Optimizing desalinated sea water blending with other sources to meet magnesium requirements for potable and irrigation waters

Sea water desalination provides fresh water that typically lacks minerals essential to human health and to agricultural productivity. Thus the rising proportion of desalinated sea water consumed by both the domestic and agricultural sectors constitutes a public health risk. Research on low-magnesium water irrigation showed that crops developed magnesium deficiency symptoms that could lead to plant death, and tomato yields were reduced by 10–15%. The World Health Organization (WHO) reported on a relationship between sudden cardiac death rates and magnesium intake deficits. An optimization model, developed and tested to provide recommendations for Water Distribution System (WDS) quality control in terms of meeting optimal water quality requirements, was run in computational experiments based on an actual regional WDS. The expected magnesium deficit due to the operation of a large Sea Water Desalination Plant (SWDP) was simulated, and an optimal operation policy, in which remineralization at the SWDP was combined with blending desalinated and natural water to achieve the required quality, was generated.

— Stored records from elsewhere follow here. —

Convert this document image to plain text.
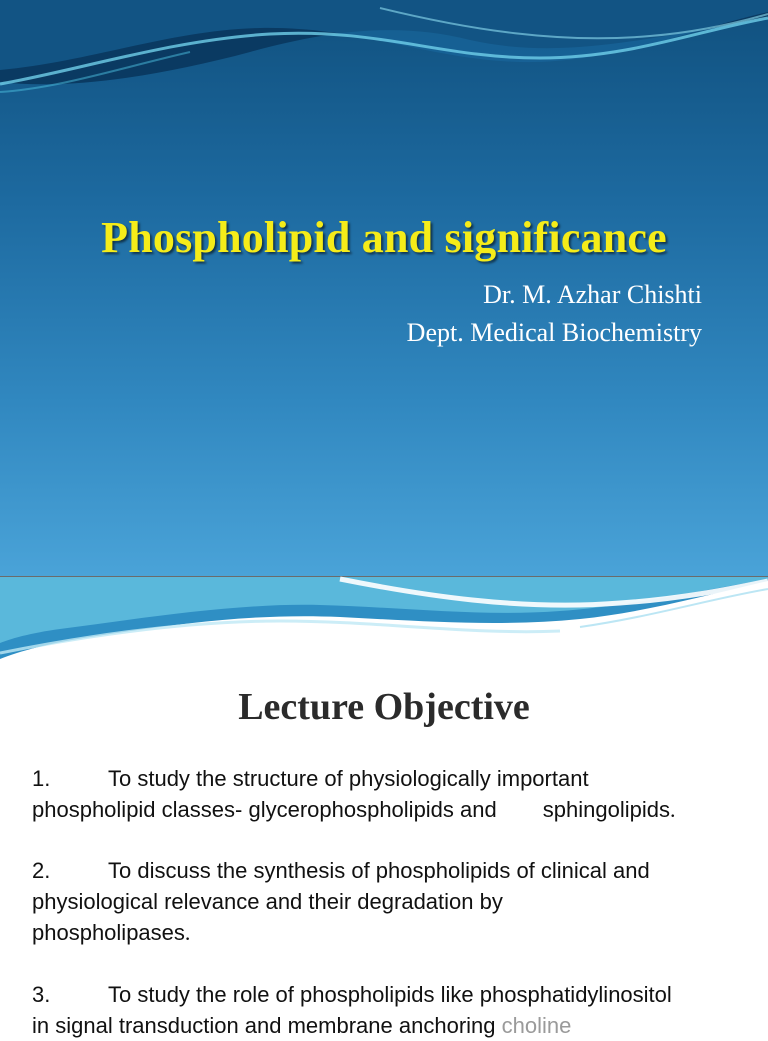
Phospholipid and significance
Dr. M. Azhar Chishti
Dept. Medical Biochemistry
Lecture Objective
1.	To study the structure of physiologically important
phospholipid classes- glycerophospholipids and sphingolipids.
2.	To discuss the synthesis of phospholipids of clinical and
physiological relevance and their degradation by
phospholipases.
3.	To study the role of phospholipids like phosphatidylinositol
in signal transduction and membrane anchoring choline
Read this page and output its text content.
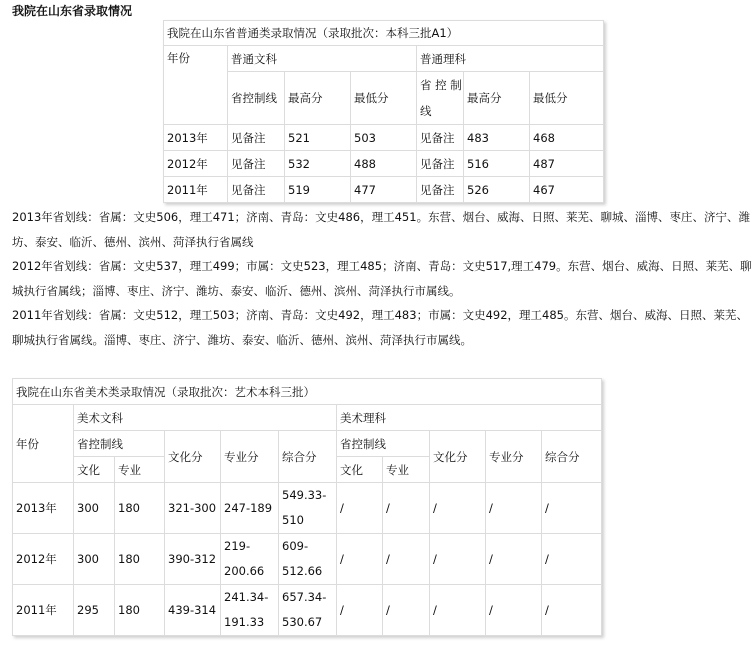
我院在山东省录取情况
我院在山东省普通类录取情况（录取批次：本科三批A1）						
年份	普通文科			普通理科		
	省控制线	最高分	最低分	省 控 制 线	最高分	最低分
2013年	见备注	521	503	见备注	483	468
2012年	见备注	532	488	见备注	516	487
2011年	见备注	519	477	见备注	526	467

2013年省划线：省属：文史506，理工471；济南、青岛：文史486，理工451。东营、烟台、威海、日照、莱芜、聊城、淄博、枣庄、济宁、潍坊、泰安、临沂、德州、滨州、菏泽执行省属线

2012年省划线：省属：文史537，理工499；市属：文史523，理工485；济南、青岛：文史517,理工479。东营、烟台、威海、日照、莱芜、聊城执行省属线；淄博、枣庄、济宁、潍坊、泰安、临沂、德州、滨州、菏泽执行市属线。

2011年省划线：省属：文史512，理工503；济南、青岛：文史492，理工483；市属：文史492，理工485。东营、烟台、威海、日照、莱芜、聊城执行省属线。淄博、枣庄、济宁、潍坊、泰安、临沂、德州、滨州、菏泽执行市属线。

我院在山东省美术类录取情况（录取批次：艺术本科三批）										
年份	美术文科					美术理科				
	省控制线		文化分	专业分	综合分	省控制线		文化分	专业分	综合分
	文化	专业				文化	专业			
2013年	300	180	321-300	247-189	549.33-510	/	/	/	/	/
2012年	300	180	390-312	219-200.66	609-512.66	/	/	/	/	/
2011年	295	180	439-314	241.34-191.33	657.34-530.67	/	/	/	/	/
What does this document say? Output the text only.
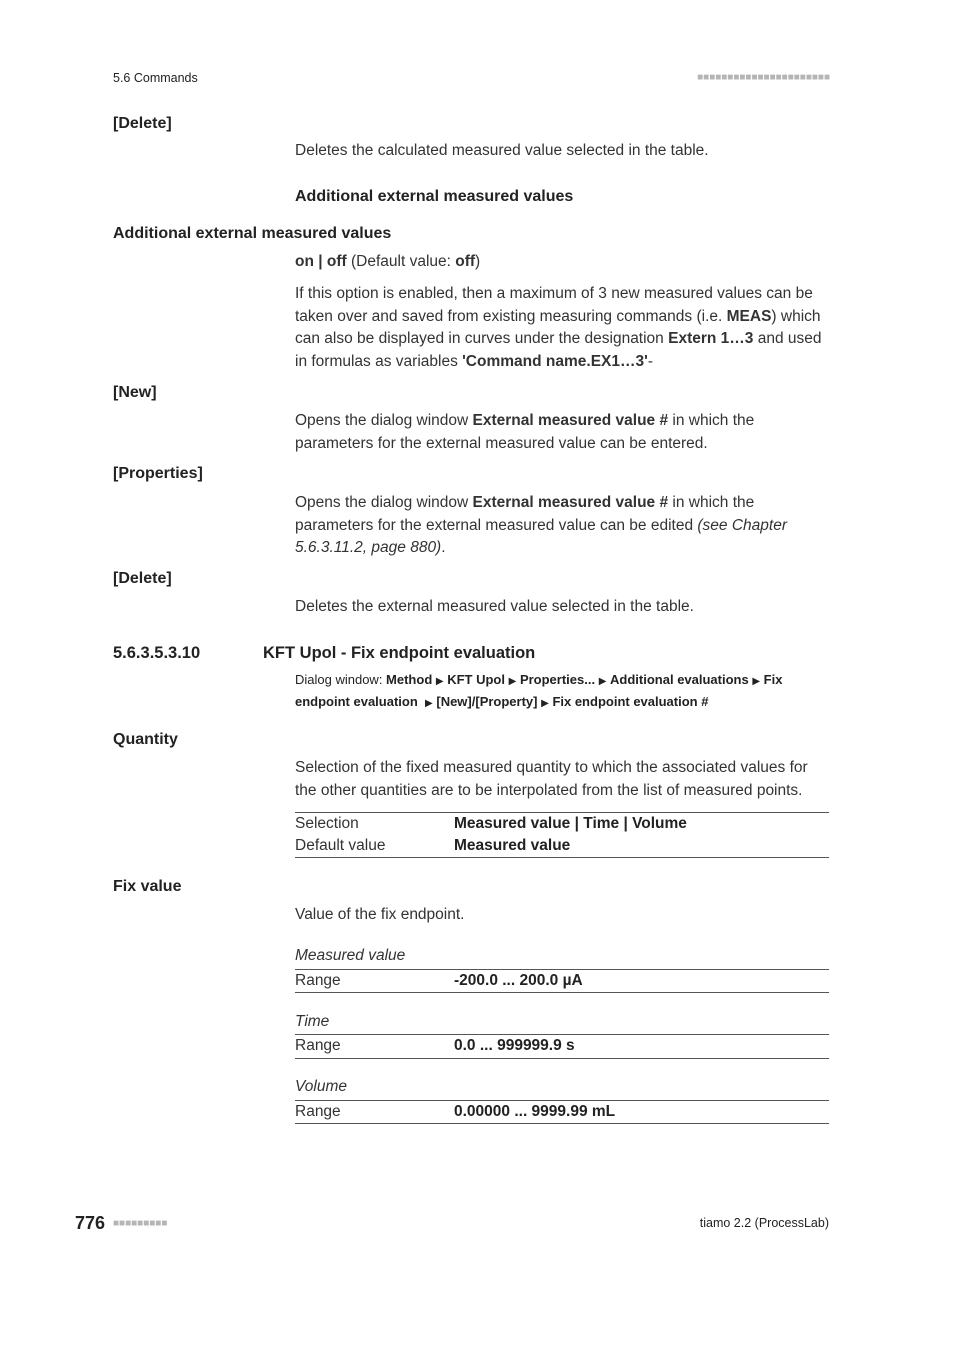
5.6 Commands	■■■■■■■■■■■■■■■■■■■■■■
[Delete]
Deletes the calculated measured value selected in the table.
Additional external measured values
Additional external measured values
on | off (Default value: off)
If this option is enabled, then a maximum of 3 new measured values can be taken over and saved from existing measuring commands (i.e. MEAS) which can also be displayed in curves under the designation Extern 1…3 and used in formulas as variables 'Command name.EX1…3'-
[New]
Opens the dialog window External measured value # in which the parameters for the external measured value can be entered.
[Properties]
Opens the dialog window External measured value # in which the parameters for the external measured value can be edited (see Chapter 5.6.3.11.2, page 880).
[Delete]
Deletes the external measured value selected in the table.
5.6.3.5.3.10	KFT Upol - Fix endpoint evaluation
Dialog window: Method ▶ KFT Upol ▶ Properties... ▶ Additional evaluations ▶ Fix endpoint evaluation ▶ [New]/[Property] ▶ Fix endpoint evaluation #
Quantity
Selection of the fixed measured quantity to which the associated values for the other quantities are to be interpolated from the list of measured points.
Selection	Measured value | Time | Volume
Default value	Measured value
Fix value
Value of the fix endpoint.
Measured value
Range	-200.0 ... 200.0 µA
Time
Range	0.0 ... 999999.9 s
Volume
Range	0.00000 ... 9999.99 mL
776 ■■■■■■■■■	tiamo 2.2 (ProcessLab)
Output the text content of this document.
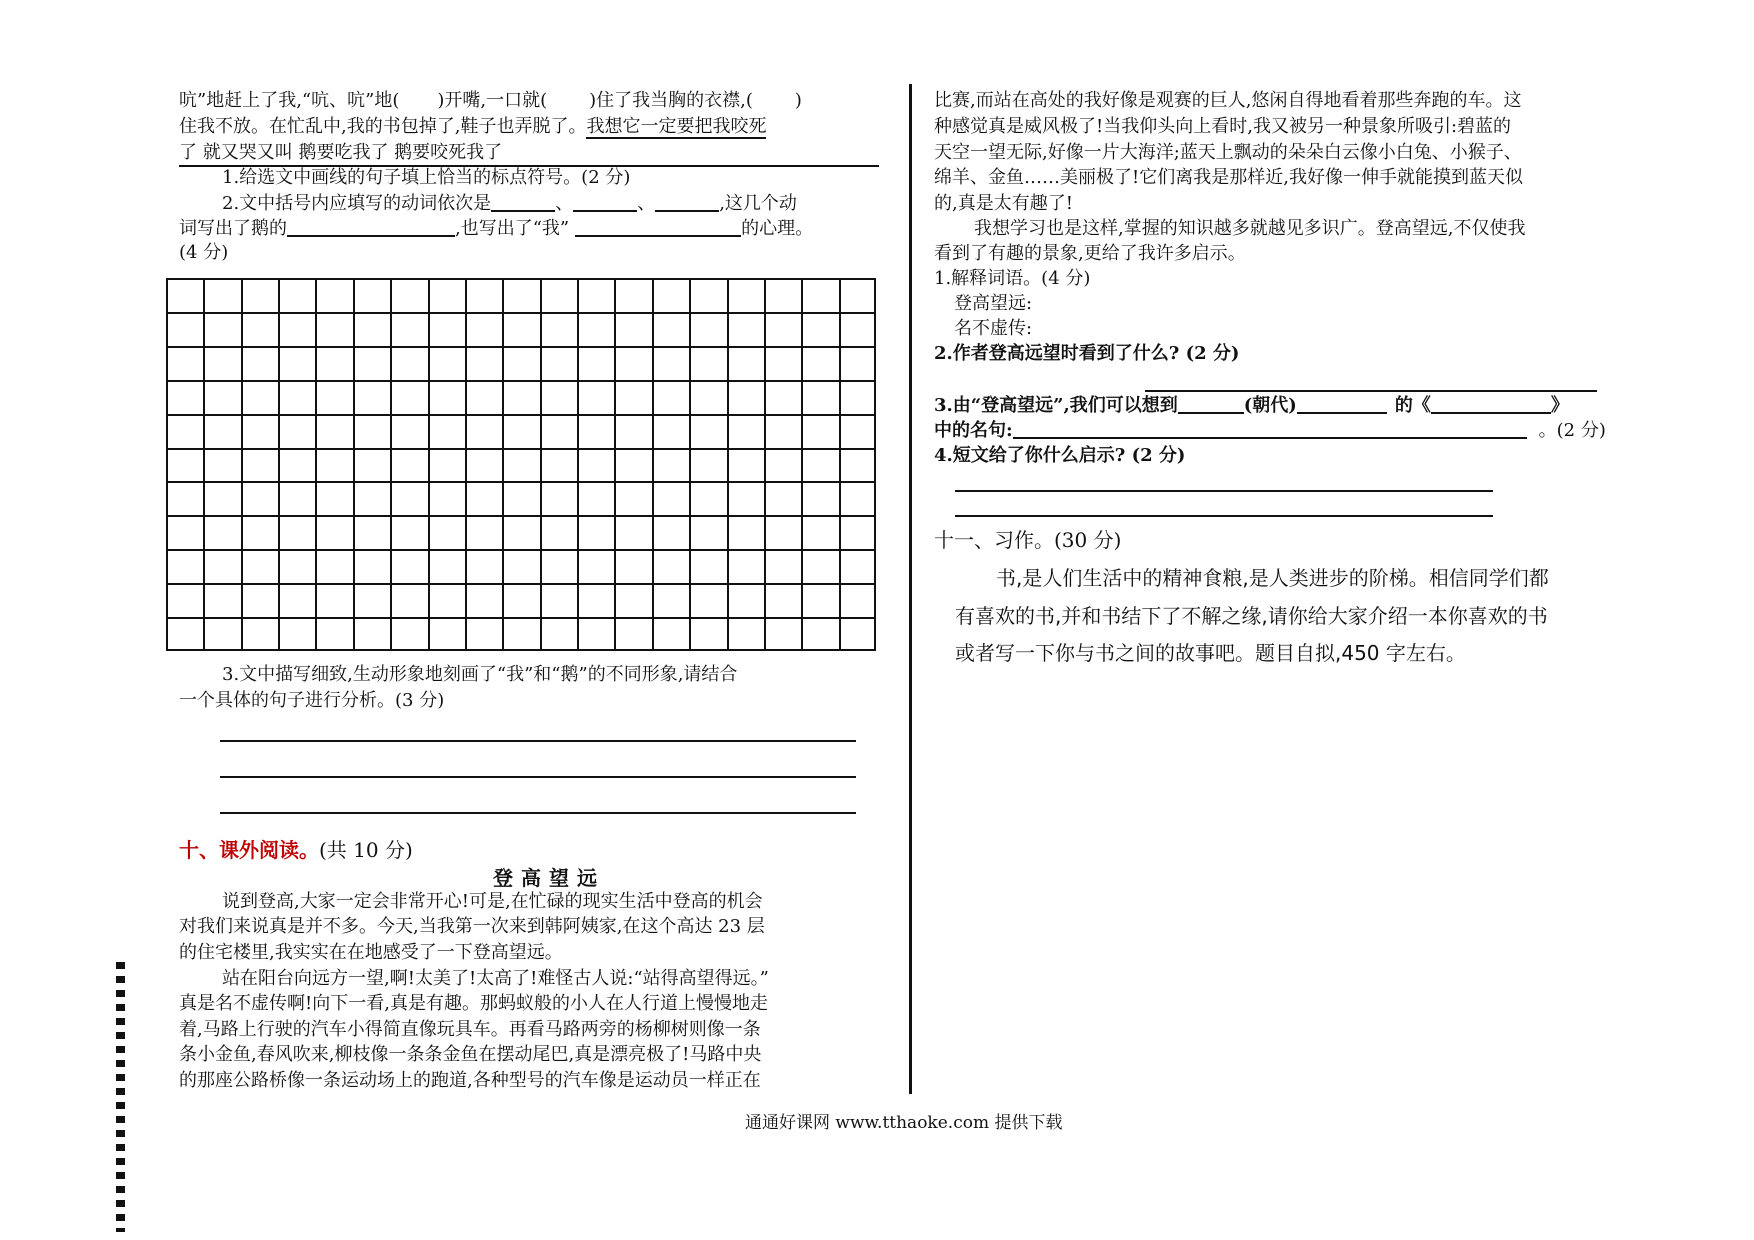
吭”地赶上了我,“吭、吭”地( )开嘴,一口就( )住了我当胸的衣襟,( )
住我不放。在忙乱中,我的书包掉了,鞋子也弄脱了。我想它一定要把我咬死
了 就又哭又叫 鹅要吃我了 鹅要咬死我了
1.给选文中画线的句子填上恰当的标点符号。(2 分)
2.文中括号内应填写的动词依次是	、	、	,这几个动
词写出了鹅的	,也写出了“我”	的心理。
(4 分)
3.文中描写细致,生动形象地刻画了“我”和“鹅”的不同形象,请结合
一个具体的句子进行分析。(3 分)
十、课外阅读。(共 10 分)
登高望远
说到登高,大家一定会非常开心!可是,在忙碌的现实生活中登高的机会
对我们来说真是并不多。今天,当我第一次来到韩阿姨家,在这个高达 23 层
的住宅楼里,我实实在在地感受了一下登高望远。
站在阳台向远方一望,啊!太美了!太高了!难怪古人说:“站得高望得远。”
真是名不虚传啊!向下一看,真是有趣。那蚂蚁般的小人在人行道上慢慢地走
着,马路上行驶的汽车小得简直像玩具车。再看马路两旁的杨柳树则像一条
条小金鱼,春风吹来,柳枝像一条条金鱼在摆动尾巴,真是漂亮极了!马路中央
的那座公路桥像一条运动场上的跑道,各种型号的汽车像是运动员一样正在
比赛,而站在高处的我好像是观赛的巨人,悠闲自得地看着那些奔跑的车。这
种感觉真是威风极了!当我仰头向上看时,我又被另一种景象所吸引:碧蓝的
天空一望无际,好像一片大海洋;蓝天上飘动的朵朵白云像小白兔、小猴子、
绵羊、金鱼……美丽极了!它们离我是那样近,我好像一伸手就能摸到蓝天似
的,真是太有趣了!
我想学习也是这样,掌握的知识越多就越见多识广。登高望远,不仅使我
看到了有趣的景象,更给了我许多启示。
1.解释词语。(4 分)
登高望远:
名不虚传:
2.作者登高远望时看到了什么? (2 分)
3.由“登高望远”,我们可以想到	(朝代)	的《	》
中的名句:	。(2 分)
4.短文给了你什么启示? (2 分)
十一、习作。(30 分)
书,是人们生活中的精神食粮,是人类进步的阶梯。相信同学们都
有喜欢的书,并和书结下了不解之缘,请你给大家介绍一本你喜欢的书
或者写一下你与书之间的故事吧。题目自拟,450 字左右。
通通好课网 www.tthaoke.com 提供下载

The effects of remineralization costs and WDS physical layout on the optimal policy were examined by sensitivity analysis. As part of the sensitivity blending natural and desalinated water near the treatment plants will be feasible up to 16.2 US cents/m3, considering all expenses. Additional chemical injection was used to meet quality criteria when blending was not feasible.

► Deficiency of minerals (e.g. magnesium) in desalinated sea water systems.
► Adding of minerals by blending in water distribution systems used for diverse purposes.
► Modeling of water distribution systems getting waters from diverse qualities sources for various applications, including drinking.
► Modeling of diverse water qualities systems towards minimal operation expenses.